Figure 1 Hypothesized effect of CPIR on early activation of microcirculation in order to maintain glucose homeostasis:

(A) Under normal physiological condition

(B) During obesity and insulin resistance.

CPR: cephalic phase responses

CPIR: cephalic phase of insulin response

Conclusion

CPR is innate and learned physiological responses that contribute to the maintenance of metabolic homeostasis in face of nutritional challenges. It involves many peptides derived from the gastrointestinal tract, such as insulin and pancreatic polypeptide, and CPIR seems to improve postprandial glucose. Given the fact that insulin has not only metabolic but also hemodynamic actions, it may be involved in the association between CPR and early activation of microcirculation.
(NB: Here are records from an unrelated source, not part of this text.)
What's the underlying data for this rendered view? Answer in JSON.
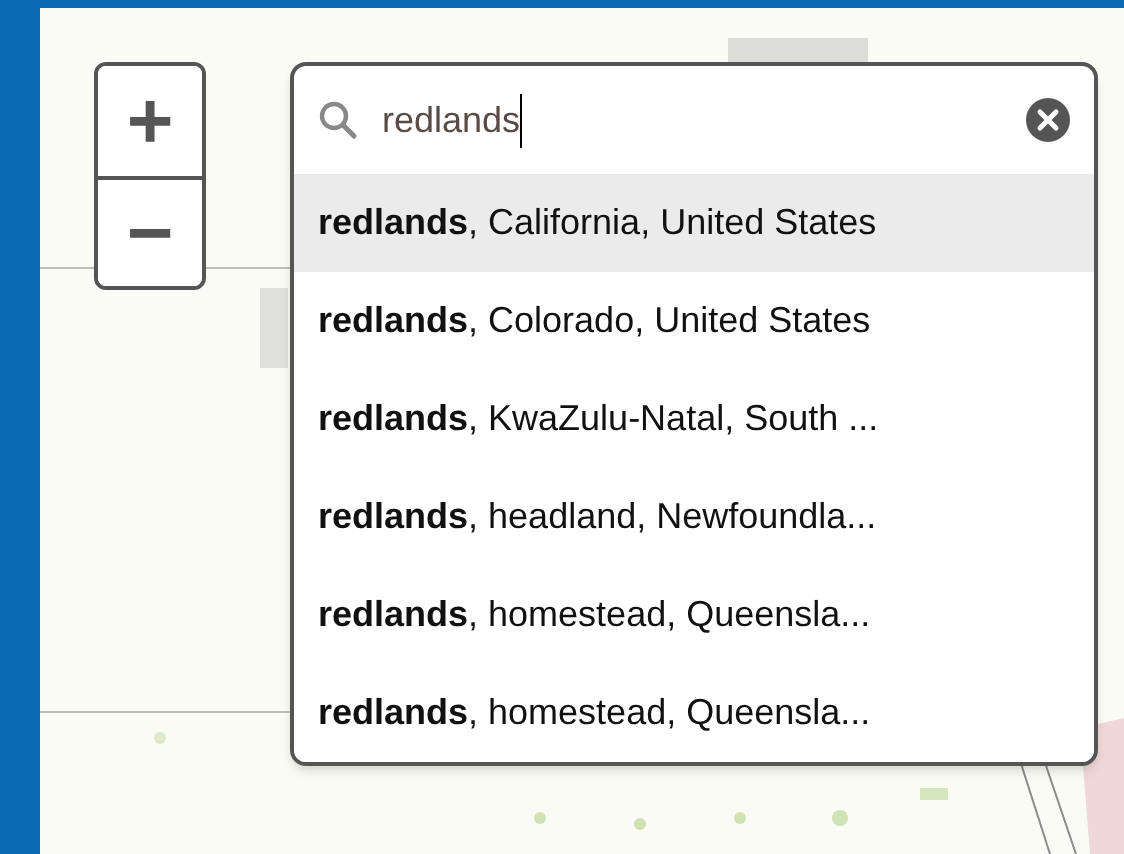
{
  "zoom_controls": [
    {
      "label": "+"
    },
    {
      "label": "−"
    }
  ],
  "search": {
    "value": "redlands"
  },
  "suggestions": [
    {
      "text": "**redlands**, California, United States",
      "selected": true
    },
    {
      "text": "**redlands**, Colorado, United States",
      "selected": false
    },
    {
      "text": "**redlands**, KwaZulu-Natal, South ...",
      "selected": false
    },
    {
      "text": "**redlands**, headland, Newfoundla...",
      "selected": false
    },
    {
      "text": "**redlands**, homestead, Queensla...",
      "selected": false
    },
    {
      "text": "**redlands**, homestead, Queensla...",
      "selected": false
    }
  ]
}
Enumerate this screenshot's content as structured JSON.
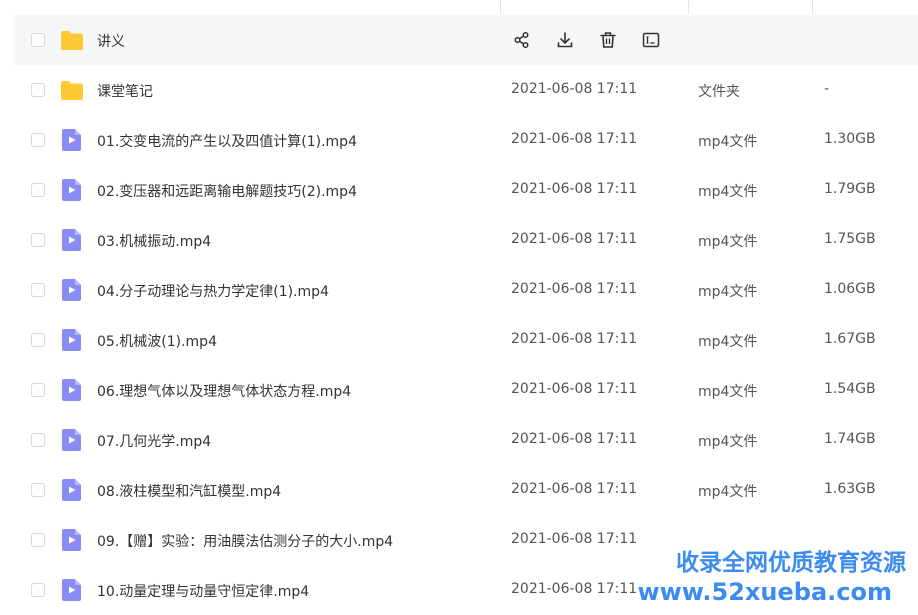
{
  "rows": [
    {
      "kind": "folder",
      "name": "讲义",
      "time": "",
      "type": "",
      "size": "",
      "hover": true
    },
    {
      "kind": "folder",
      "name": "课堂笔记",
      "time": "2021-06-08 17:11",
      "type": "文件夹",
      "size": "-"
    },
    {
      "kind": "video",
      "name": "01.交变电流的产生以及四值计算(1).mp4",
      "time": "2021-06-08 17:11",
      "type": "mp4文件",
      "size": "1.30GB"
    },
    {
      "kind": "video",
      "name": "02.变压器和远距离输电解题技巧(2).mp4",
      "time": "2021-06-08 17:11",
      "type": "mp4文件",
      "size": "1.79GB"
    },
    {
      "kind": "video",
      "name": "03.机械振动.mp4",
      "time": "2021-06-08 17:11",
      "type": "mp4文件",
      "size": "1.75GB"
    },
    {
      "kind": "video",
      "name": "04.分子动理论与热力学定律(1).mp4",
      "time": "2021-06-08 17:11",
      "type": "mp4文件",
      "size": "1.06GB"
    },
    {
      "kind": "video",
      "name": "05.机械波(1).mp4",
      "time": "2021-06-08 17:11",
      "type": "mp4文件",
      "size": "1.67GB"
    },
    {
      "kind": "video",
      "name": "06.理想气体以及理想气体状态方程.mp4",
      "time": "2021-06-08 17:11",
      "type": "mp4文件",
      "size": "1.54GB"
    },
    {
      "kind": "video",
      "name": "07.几何光学.mp4",
      "time": "2021-06-08 17:11",
      "type": "mp4文件",
      "size": "1.74GB"
    },
    {
      "kind": "video",
      "name": "08.液柱模型和汽缸模型.mp4",
      "time": "2021-06-08 17:11",
      "type": "mp4文件",
      "size": "1.63GB"
    },
    {
      "kind": "video",
      "name": "09.【赠】实验：用油膜法估测分子的大小.mp4",
      "time": "2021-06-08 17:11",
      "type": "",
      "size": ""
    },
    {
      "kind": "video",
      "name": "10.动量定理与动量守恒定律.mp4",
      "time": "2021-06-08 17:11",
      "type": "",
      "size": ""
    }
  ],
  "row_actions": [
    "share-icon",
    "download-icon",
    "delete-icon",
    "rename-icon"
  ],
  "watermark": {
    "line1": "收录全网优质教育资源",
    "line2": "www.52xueba.com"
  },
  "colors": {
    "folder": "#ffc933",
    "video": "#8a8cf6",
    "watermark": "#3c8cf0",
    "hover": "#f6f7f9"
  }
}
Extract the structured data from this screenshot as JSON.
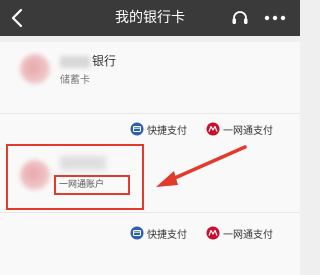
{
  "header": {
    "title": "我的银行卡"
  },
  "cards": [
    {
      "bank_name_suffix": "银行",
      "card_type": "储蓄卡",
      "payments": [
        {
          "label": "快捷支付",
          "icon": "quickpay-icon"
        },
        {
          "label": "一网通支付",
          "icon": "yiwangtong-icon"
        }
      ]
    },
    {
      "account_type": "一网通账户",
      "payments": [
        {
          "label": "快捷支付",
          "icon": "quickpay-icon"
        },
        {
          "label": "一网通支付",
          "icon": "yiwangtong-icon"
        }
      ]
    }
  ],
  "colors": {
    "header_bg": "#3a3a3a",
    "highlight": "#e23a2c",
    "quickpay_blue": "#2b5fb0",
    "yiwangtong_red": "#c8102e"
  }
}
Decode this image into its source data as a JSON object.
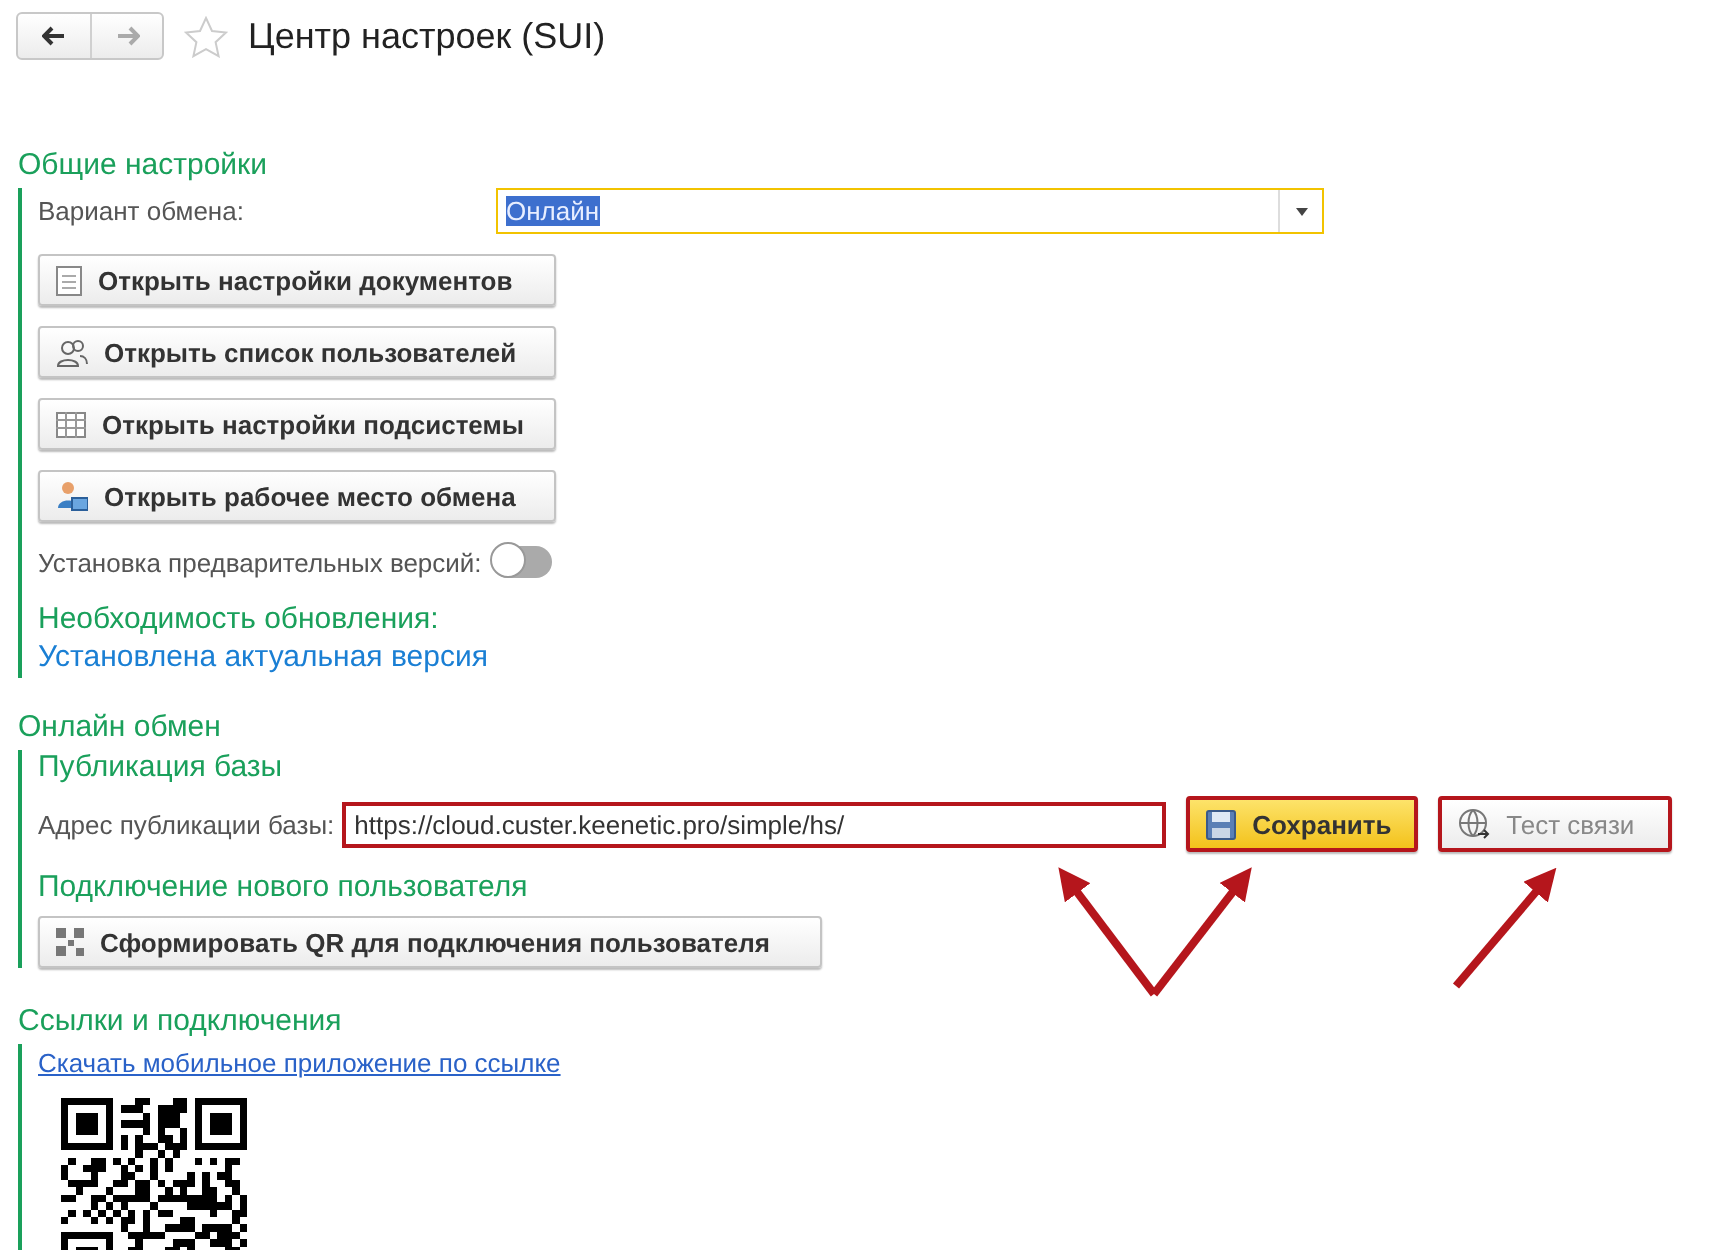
{
  "window": {
    "title": "Центр настроек (SUI)",
    "favorite": false
  },
  "general": {
    "title": "Общие настройки",
    "exchange_variant": {
      "label": "Вариант обмена:",
      "value": "Онлайн",
      "focused": true
    },
    "buttons": [
      {
        "label": "Открыть настройки документов",
        "kind": "document"
      },
      {
        "label": "Открыть список пользователей",
        "kind": "users"
      },
      {
        "label": "Открыть настройки подсистемы",
        "kind": "table"
      },
      {
        "label": "Открыть рабочее место обмена",
        "kind": "workplace"
      }
    ],
    "preview_versions": {
      "label": "Установка предварительных версий:",
      "on": false
    },
    "update_title": "Необходимость обновления:",
    "update_status": "Установлена актуальная версия"
  },
  "online": {
    "title": "Онлайн обмен",
    "publication_title": "Публикация базы",
    "address": {
      "label": "Адрес публикации базы:",
      "value": "https://cloud.custer.keenetic.pro/simple/hs/",
      "highlighted": true
    },
    "save_button": {
      "label": "Сохранить",
      "default": true,
      "highlighted": true
    },
    "test_button": {
      "label": "Тест связи",
      "disabled": true,
      "highlighted": true
    },
    "new_user_title": "Подключение нового пользователя",
    "qr_button": {
      "label": "Сформировать QR для подключения пользователя"
    }
  },
  "links": {
    "title": "Ссылки и подключения",
    "download_link": "Скачать мобильное приложение по ссылке"
  }
}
This effect is probably impaired in subjects with obesity and insulin resistance, maybe resulting in additional impairments of glucose homeostasis. Future studies on this focus could add knowledge to this hypothesis, bringing a new potential for therapeutic interventions in metabolic diseases such as diabetes.

Acknowledgements

None.

Conflict of interest

Author declares there is no conflict of interest.

Funding Sources

This study was supported by research grants from the National Council for Scientific and Technological Development (CNPq) and the Carlos Chagas Filho Foundation for Research Support in the State of Rio de Janeiro (FAPERJ).